JAKARTA (TEROPONGSENAYAN) -- Anggota Badan Legislasi (Baleg) DPR RI, Guspardi Gaus mengatakan, pembentukan UU sektoral seharusnya tidak banyak dilakukan setelah nantinya Omnibus Law RUU Cipta Kerja diundangkan.
"Filosofi pembentukan omnibus law ini adalah kemudahan perizinan berusaha dan berinvestasi seperti yang dinyatakan oleh Presiden Jokowi. Dengan adanya omnibus law dimaksudkan sebagai langkah reformasi birokrasi yang menitikberatkan pada hasil dan kualitas pelayanan untuk mengatasi masalah birokrasi nasional yang terbilang berbelit-belit," kata Guspardi dalam keterangan tertulis, Rabu (30/9).
Politikus Partai Amanat Nasional ini menjelaskan, karena filosofi omnibus law sudah jelas ingin menyederhanakan perizinan, termasuk juga di dalamnya birokrasi, tentu tidak diperlukan lagi UU sektoral, kecuali ada sesuatu yang belum diatur dalam omnibus law.
Guspardi menyebut peluang pembentukan UU sektoral masih dapat dilakukan apabila belum ada pengaturan dalam omnibus law dan harus menyesuaikan dengan kebutuhan dari sektor.

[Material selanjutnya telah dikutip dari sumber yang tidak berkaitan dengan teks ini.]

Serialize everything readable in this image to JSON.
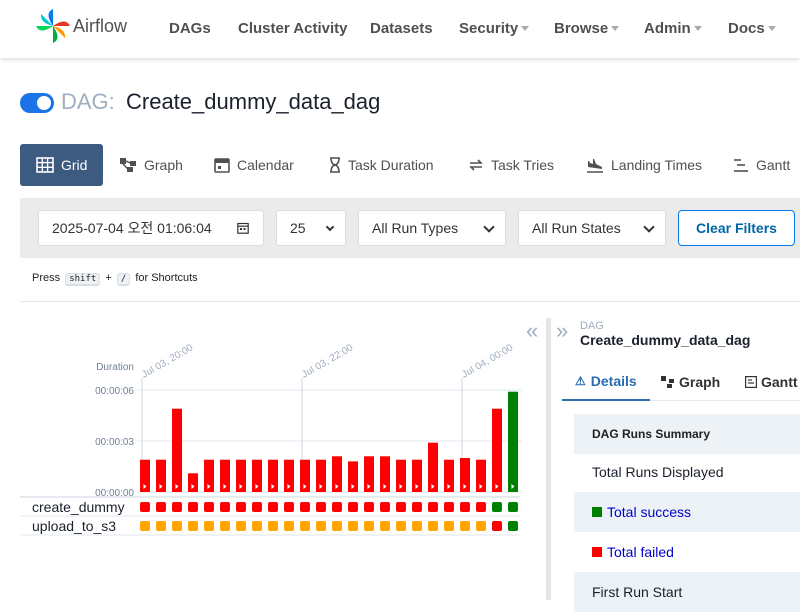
{
  "brand": {
    "name": "Airflow"
  },
  "nav": [
    {
      "label": "DAGs",
      "dropdown": false
    },
    {
      "label": "Cluster Activity",
      "dropdown": false
    },
    {
      "label": "Datasets",
      "dropdown": false
    },
    {
      "label": "Security",
      "dropdown": true
    },
    {
      "label": "Browse",
      "dropdown": true
    },
    {
      "label": "Admin",
      "dropdown": true
    },
    {
      "label": "Docs",
      "dropdown": true
    }
  ],
  "dag": {
    "prefix": "DAG:",
    "name": "Create_dummy_data_dag",
    "paused": false
  },
  "view_tabs": [
    {
      "label": "Grid",
      "icon": "grid-icon",
      "active": true
    },
    {
      "label": "Graph",
      "icon": "graph-icon",
      "active": false
    },
    {
      "label": "Calendar",
      "icon": "calendar-icon",
      "active": false
    },
    {
      "label": "Task Duration",
      "icon": "hourglass-icon",
      "active": false
    },
    {
      "label": "Task Tries",
      "icon": "retry-icon",
      "active": false
    },
    {
      "label": "Landing Times",
      "icon": "plane-icon",
      "active": false
    },
    {
      "label": "Gantt",
      "icon": "gantt-icon",
      "active": false
    }
  ],
  "filters": {
    "base_date": "2025-07-04 오전 01:06:04",
    "num_runs": "25",
    "run_type": "All Run Types",
    "run_state": "All Run States",
    "clear_label": "Clear Filters"
  },
  "shortcuts": {
    "prefix": "Press",
    "key1": "shift",
    "plus": "+",
    "key2": "/",
    "suffix": "for Shortcuts"
  },
  "grid": {
    "duration_label": "Duration",
    "duration_ticks": [
      "00:00:06",
      "00:00:03",
      "00:00:00"
    ],
    "date_labels": [
      "Jul 03, 20:00",
      "Jul 03, 22:00",
      "Jul 04, 00:00"
    ],
    "tasks": [
      {
        "name": "create_dummy"
      },
      {
        "name": "upload_to_s3"
      }
    ],
    "colors": {
      "failed": "#ff0000",
      "success": "#008000",
      "upstream_failed": "#ffa500"
    },
    "runs": [
      {
        "duration_s": 1.9,
        "state": "failed",
        "tasks": [
          "failed",
          "upstream_failed"
        ]
      },
      {
        "duration_s": 1.9,
        "state": "failed",
        "tasks": [
          "failed",
          "upstream_failed"
        ]
      },
      {
        "duration_s": 4.9,
        "state": "failed",
        "tasks": [
          "failed",
          "upstream_failed"
        ]
      },
      {
        "duration_s": 1.1,
        "state": "failed",
        "tasks": [
          "failed",
          "upstream_failed"
        ]
      },
      {
        "duration_s": 1.9,
        "state": "failed",
        "tasks": [
          "failed",
          "upstream_failed"
        ]
      },
      {
        "duration_s": 1.9,
        "state": "failed",
        "tasks": [
          "failed",
          "upstream_failed"
        ]
      },
      {
        "duration_s": 1.9,
        "state": "failed",
        "tasks": [
          "failed",
          "upstream_failed"
        ]
      },
      {
        "duration_s": 1.9,
        "state": "failed",
        "tasks": [
          "failed",
          "upstream_failed"
        ]
      },
      {
        "duration_s": 1.9,
        "state": "failed",
        "tasks": [
          "failed",
          "upstream_failed"
        ]
      },
      {
        "duration_s": 1.9,
        "state": "failed",
        "tasks": [
          "failed",
          "upstream_failed"
        ]
      },
      {
        "duration_s": 1.9,
        "state": "failed",
        "tasks": [
          "failed",
          "upstream_failed"
        ]
      },
      {
        "duration_s": 1.9,
        "state": "failed",
        "tasks": [
          "failed",
          "upstream_failed"
        ]
      },
      {
        "duration_s": 2.1,
        "state": "failed",
        "tasks": [
          "failed",
          "upstream_failed"
        ]
      },
      {
        "duration_s": 1.8,
        "state": "failed",
        "tasks": [
          "failed",
          "upstream_failed"
        ]
      },
      {
        "duration_s": 2.1,
        "state": "failed",
        "tasks": [
          "failed",
          "upstream_failed"
        ]
      },
      {
        "duration_s": 2.1,
        "state": "failed",
        "tasks": [
          "failed",
          "upstream_failed"
        ]
      },
      {
        "duration_s": 1.9,
        "state": "failed",
        "tasks": [
          "failed",
          "upstream_failed"
        ]
      },
      {
        "duration_s": 1.9,
        "state": "failed",
        "tasks": [
          "failed",
          "upstream_failed"
        ]
      },
      {
        "duration_s": 2.9,
        "state": "failed",
        "tasks": [
          "failed",
          "upstream_failed"
        ]
      },
      {
        "duration_s": 1.9,
        "state": "failed",
        "tasks": [
          "failed",
          "upstream_failed"
        ]
      },
      {
        "duration_s": 2.0,
        "state": "failed",
        "tasks": [
          "failed",
          "upstream_failed"
        ]
      },
      {
        "duration_s": 1.9,
        "state": "failed",
        "tasks": [
          "failed",
          "upstream_failed"
        ]
      },
      {
        "duration_s": 4.9,
        "state": "failed",
        "tasks": [
          "success",
          "failed"
        ]
      },
      {
        "duration_s": 5.9,
        "state": "success",
        "tasks": [
          "success",
          "success"
        ]
      }
    ]
  },
  "details": {
    "dag_label": "DAG",
    "dag_name": "Create_dummy_data_dag",
    "tabs": [
      {
        "label": "Details",
        "icon": "warning-icon",
        "active": true
      },
      {
        "label": "Graph",
        "icon": "graph-icon",
        "active": false
      },
      {
        "label": "Gantt",
        "icon": "gantt-icon",
        "active": false
      }
    ],
    "summary_header": "DAG Runs Summary",
    "total_runs": "Total Runs Displayed",
    "total_success": "Total success",
    "total_failed": "Total failed",
    "first_run": "First Run Start"
  }
}
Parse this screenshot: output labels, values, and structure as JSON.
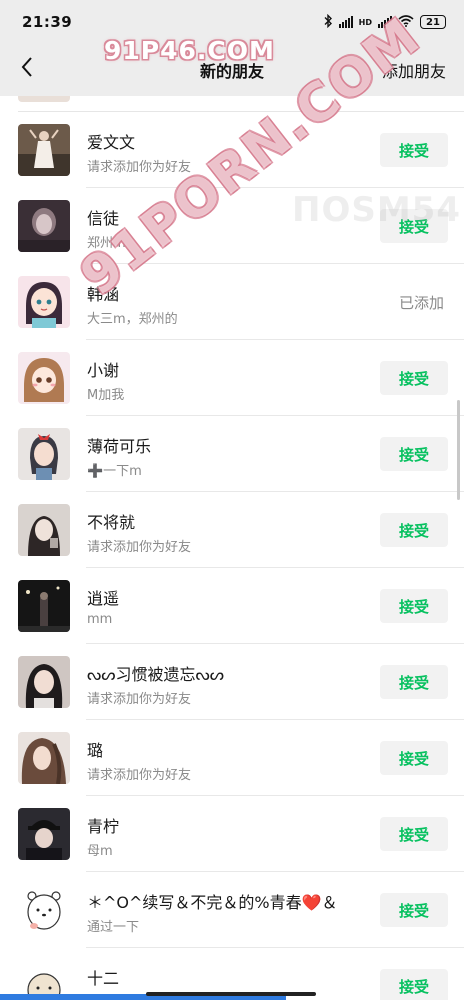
{
  "status_bar": {
    "time": "21:39",
    "network": "HD",
    "battery": "21"
  },
  "nav": {
    "title": "新的朋友",
    "action": "添加朋友"
  },
  "watermarks": {
    "top": "91P46.COM",
    "diagonal": "91PORN.COM",
    "faint": "ПОSM54"
  },
  "requests": [
    {
      "name": "爱文文",
      "message": "请求添加你为好友",
      "status": "pending",
      "action_label": "接受",
      "avatar": "photo-woman-white-dress"
    },
    {
      "name": "信徒",
      "message": "郑州m",
      "status": "pending",
      "action_label": "接受",
      "avatar": "photo-dark-portrait"
    },
    {
      "name": "韩涵",
      "message": "大三m，郑州的",
      "status": "added",
      "action_label": "已添加",
      "avatar": "anime-girl-teal-hair"
    },
    {
      "name": "小谢",
      "message": "M加我",
      "status": "pending",
      "action_label": "接受",
      "avatar": "anime-girl-brown-hair"
    },
    {
      "name": "薄荷可乐",
      "message": "➕一下m",
      "status": "pending",
      "action_label": "接受",
      "avatar": "cartoon-girl-red-bow"
    },
    {
      "name": "不将就",
      "message": "请求添加你为好友",
      "status": "pending",
      "action_label": "接受",
      "avatar": "photo-selfie-light"
    },
    {
      "name": "逍遥",
      "message": "mm",
      "status": "pending",
      "action_label": "接受",
      "avatar": "photo-night-street"
    },
    {
      "name": "ᔓᔕ习惯被遗忘ᔓᔕ",
      "message": "请求添加你为好友",
      "status": "pending",
      "action_label": "接受",
      "avatar": "photo-girl-dark-hair"
    },
    {
      "name": "璐",
      "message": "请求添加你为好友",
      "status": "pending",
      "action_label": "接受",
      "avatar": "photo-girl-long-hair"
    },
    {
      "name": "青柠",
      "message": "母m",
      "status": "pending",
      "action_label": "接受",
      "avatar": "photo-cap-selfie"
    },
    {
      "name": "＊^O^续写＆不完＆的%青春❤️＆",
      "message": "通过一下",
      "status": "pending",
      "action_label": "接受",
      "avatar": "cartoon-white-bear"
    },
    {
      "name": "十二",
      "message": "",
      "status": "pending",
      "action_label": "接受",
      "avatar": "cartoon-round-face"
    }
  ],
  "colors": {
    "accent": "#07c160",
    "header_bg": "#ededed",
    "button_bg": "#f2f2f2",
    "secondary_text": "#8a8a8a"
  }
}
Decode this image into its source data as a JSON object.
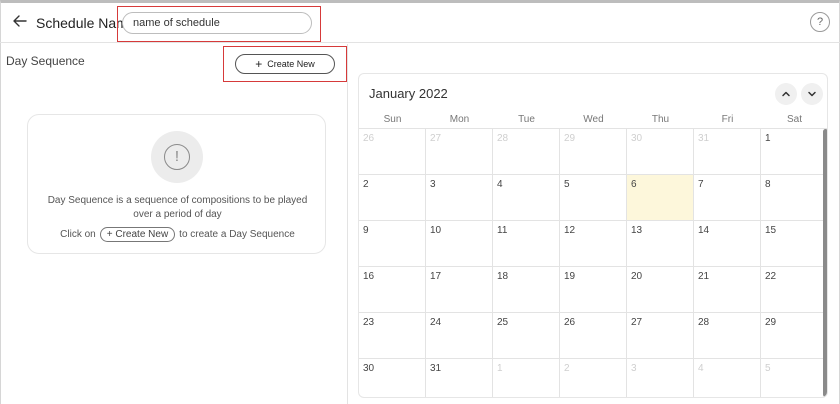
{
  "header": {
    "schedule_label": "Schedule Name",
    "name_value": "name of schedule",
    "help": "?"
  },
  "left": {
    "title": "Day Sequence",
    "create_button": "Create New",
    "empty_message": "Day Sequence is a sequence of compositions to be played over a period of day",
    "click_on": "Click on",
    "pill_label": "+ Create New",
    "to_create": "to create a Day Sequence"
  },
  "calendar": {
    "month_label": "January 2022",
    "weekdays": [
      "Sun",
      "Mon",
      "Tue",
      "Wed",
      "Thu",
      "Fri",
      "Sat"
    ],
    "weeks": [
      [
        "26",
        "27",
        "28",
        "29",
        "30",
        "31",
        "1"
      ],
      [
        "2",
        "3",
        "4",
        "5",
        "6",
        "7",
        "8"
      ],
      [
        "9",
        "10",
        "11",
        "12",
        "13",
        "14",
        "15"
      ],
      [
        "16",
        "17",
        "18",
        "19",
        "20",
        "21",
        "22"
      ],
      [
        "23",
        "24",
        "25",
        "26",
        "27",
        "28",
        "29"
      ],
      [
        "30",
        "31",
        "1",
        "2",
        "3",
        "4",
        "5"
      ]
    ],
    "other_month": [
      [
        true,
        true,
        true,
        true,
        true,
        true,
        false
      ],
      [
        false,
        false,
        false,
        false,
        false,
        false,
        false
      ],
      [
        false,
        false,
        false,
        false,
        false,
        false,
        false
      ],
      [
        false,
        false,
        false,
        false,
        false,
        false,
        false
      ],
      [
        false,
        false,
        false,
        false,
        false,
        false,
        false
      ],
      [
        false,
        false,
        true,
        true,
        true,
        true,
        true
      ]
    ],
    "today": "6",
    "highlight_color": "#fdf7db",
    "accent_color": "#d63a3a"
  },
  "icons": {
    "back": "arrow-left-icon",
    "alert": "alert-circle-icon",
    "up": "chevron-up-icon",
    "down": "chevron-down-icon"
  }
}
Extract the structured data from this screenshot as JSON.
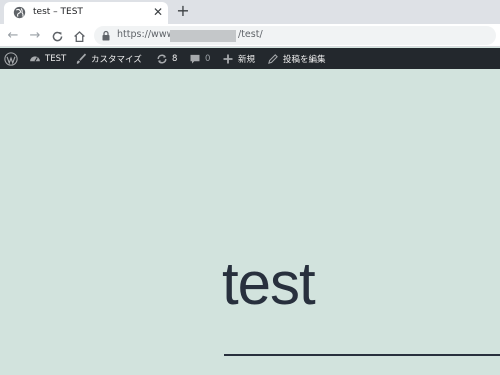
{
  "browser": {
    "tab_title": "test – TEST",
    "new_tab_label": "+",
    "url_prefix": "https://www.",
    "url_suffix": "/test/"
  },
  "admin_bar": {
    "site_name": "TEST",
    "customize": "カスタマイズ",
    "updates_count": "8",
    "comments_count": "0",
    "new_label": "新規",
    "edit_post": "投稿を編集"
  },
  "post": {
    "title": "test"
  },
  "colors": {
    "page_bg": "#d2e3dd",
    "admin_bar_bg": "#23282d",
    "title_color": "#28303d"
  }
}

Hal ini, menurut dia, harus jadi catatan bagi setiap kementerian atau lembaga agar UU sektoral yang akan diusulkan tidak berbenturan atau bertentangan dengan omnibus law Cipta Kerja dan UU yang telah ada
"Diharapkan pemerintah agar dapat segera menyiapkan PP atau aturan turunan omnibus law cipta kerja ini. Aturan turunan itu juga harus dapat menjelaskan apa yang tercantum dalam omnibus law tanpa mengebiri UU yang telah ada. Kuncinya bagaimana PP yang dibuat itu jangan keluar dari spirit omnibus law itu sendiri," pungkas anggota komisi II DPR ini.
Sebelumnya, Ketua Kebijakan Publik, Asosiasi Pengusaha Indonesia (Apindo) Sutrisno Iwantono mengatakan, pembentukan UU sektoral bisa dilakukan meskipun omnibus law RUU Cipta Kerja nanti telah diundangkan.
Menurutnya pembentukan UU sektoral perlu disesuaikan dengan melihat kebutuhan dari sektor tersebut. Kebutuhan itu bisa saja berupa revisi UU dan/atau pembentukan UU baru yang memuat aturan yang belum ada di UU saat ini.